There will be no reduction in the number of days boats may go to sea.
Cuts to quotas of monkfish will not be as deep as planned, and proposed reductions in west coast whiting have been abandoned.
Fishermen will also get help towards a ban on discarding fish.
Quotas for other key stocks will be set next year.
Scottish Fisheries Minister Richard Lochhead said the talks had secured important flexibility for the industry's future.
He added: "This means our fishing fleet can achieve a better balance between having quota to catch and enough days at sea to catch it.
"This is the second year in a row without days at sea cuts but it is a great pity that that we arrived at these talks with this cloud of uncertainty still hanging over the fleet.
"As for the 2014 quotas, there was the usual mixed bag with some quotas increased and others reduced in line with long term management plans and scientific advice."
He added: "We can now start to look ahead to 2014 to the implementation of the long overdue reformed of the Common Fisheries Policy (CFP) which has done so much damage to the Scottish fishing industry."
UK Fisheries Minister George Eustice said "the best possible deal" for ensuring sustainable fisheries had been reached after "difficult negotiations".
He added: "It was my top priority to ensure that days at sea for fishermen would remain the same next year and that is exactly what has been achieved.
"I entered these discussions with the firm belief that any decisions on quotas or days spent at sea need to be based on three clear principles; following scientific advice, fishing sustainably and the need for continued reduction in discarding.

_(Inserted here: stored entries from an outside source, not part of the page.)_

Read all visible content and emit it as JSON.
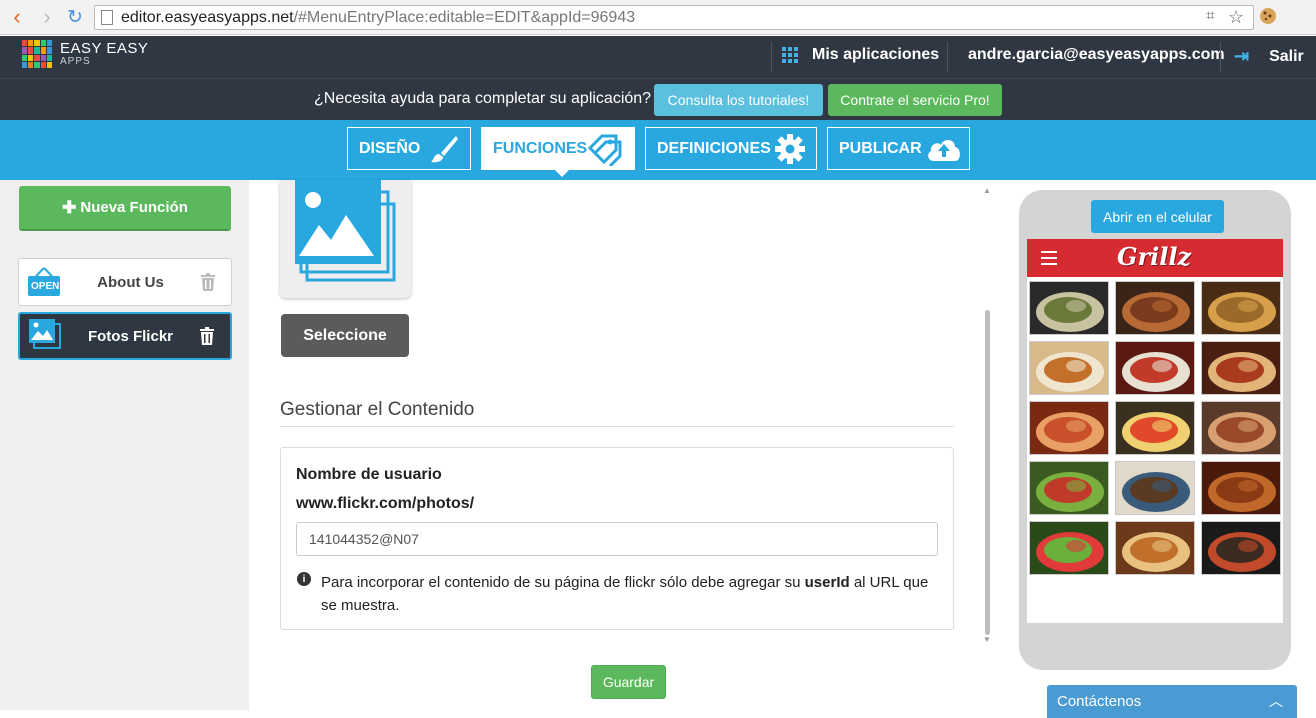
{
  "browser": {
    "url_host": "editor.easyeasyapps.net",
    "url_rest": "/#MenuEntryPlace:editable=EDIT&appId=96943"
  },
  "header": {
    "logo_line1": "EASY EASY",
    "logo_line2": "APPS",
    "my_apps": "Mis aplicaciones",
    "user_email": "andre.garcia@easyeasyapps.com",
    "logout": "Salir"
  },
  "help": {
    "question": "¿Necesita ayuda para completar su aplicación?",
    "tutorials_btn": "Consulta los tutoriales!",
    "pro_btn": "Contrate el servicio Pro!"
  },
  "tabs": [
    {
      "label": "DISEÑO",
      "icon": "brush-icon"
    },
    {
      "label": "FUNCIONES",
      "icon": "tag-icon",
      "active": true
    },
    {
      "label": "DEFINICIONES",
      "icon": "gear-icon"
    },
    {
      "label": "PUBLICAR",
      "icon": "cloud-upload-icon"
    }
  ],
  "sidebar": {
    "new_function": "Nueva Función",
    "items": [
      {
        "label": "About Us",
        "icon": "open-sign-icon",
        "badge": "OPEN"
      },
      {
        "label": "Fotos Flickr",
        "icon": "photos-icon",
        "selected": true
      }
    ]
  },
  "main": {
    "select_btn": "Seleccione",
    "section_title": "Gestionar el Contenido",
    "username_label": "Nombre de usuario",
    "url_prefix": "www.flickr.com/photos/",
    "username_value": "141044352@N07",
    "info_before": "Para incorporar el contenido de su página de flickr sólo debe agregar su ",
    "info_bold": "userId",
    "info_after": " al URL que se muestra.",
    "save_btn": "Guardar"
  },
  "phone": {
    "open_btn": "Abrir en el celular",
    "app_title": "Grillz",
    "thumbnails": 15
  },
  "contact": {
    "label": "Contáctenos"
  },
  "colors": {
    "header_bg": "#2f3742",
    "accent_blue": "#29a8e0",
    "green": "#5cb85c",
    "app_red": "#d52b31"
  }
}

We stuck to these principles throughout."
Bertie Armstrong, chief executive of the Scottish Fishermen's Federation, said: "Freezing the effort at its current level was entirely the common sense approach to take."
"Many of the cuts tabled were larger than would normally be the case because of the EC's move towards the principle of 'Maximum Sustainable Yield', and there is no doubt that the final reductions agreed today for some species will undoubtedly cause further difficulties for our fishing fleet.
"However, we do welcome the commitment given by the commission to support pilot fishing trials in the lead-up to the forthcoming discards ban, which will enable the fleet to innovate and develop workable future fishery management plans."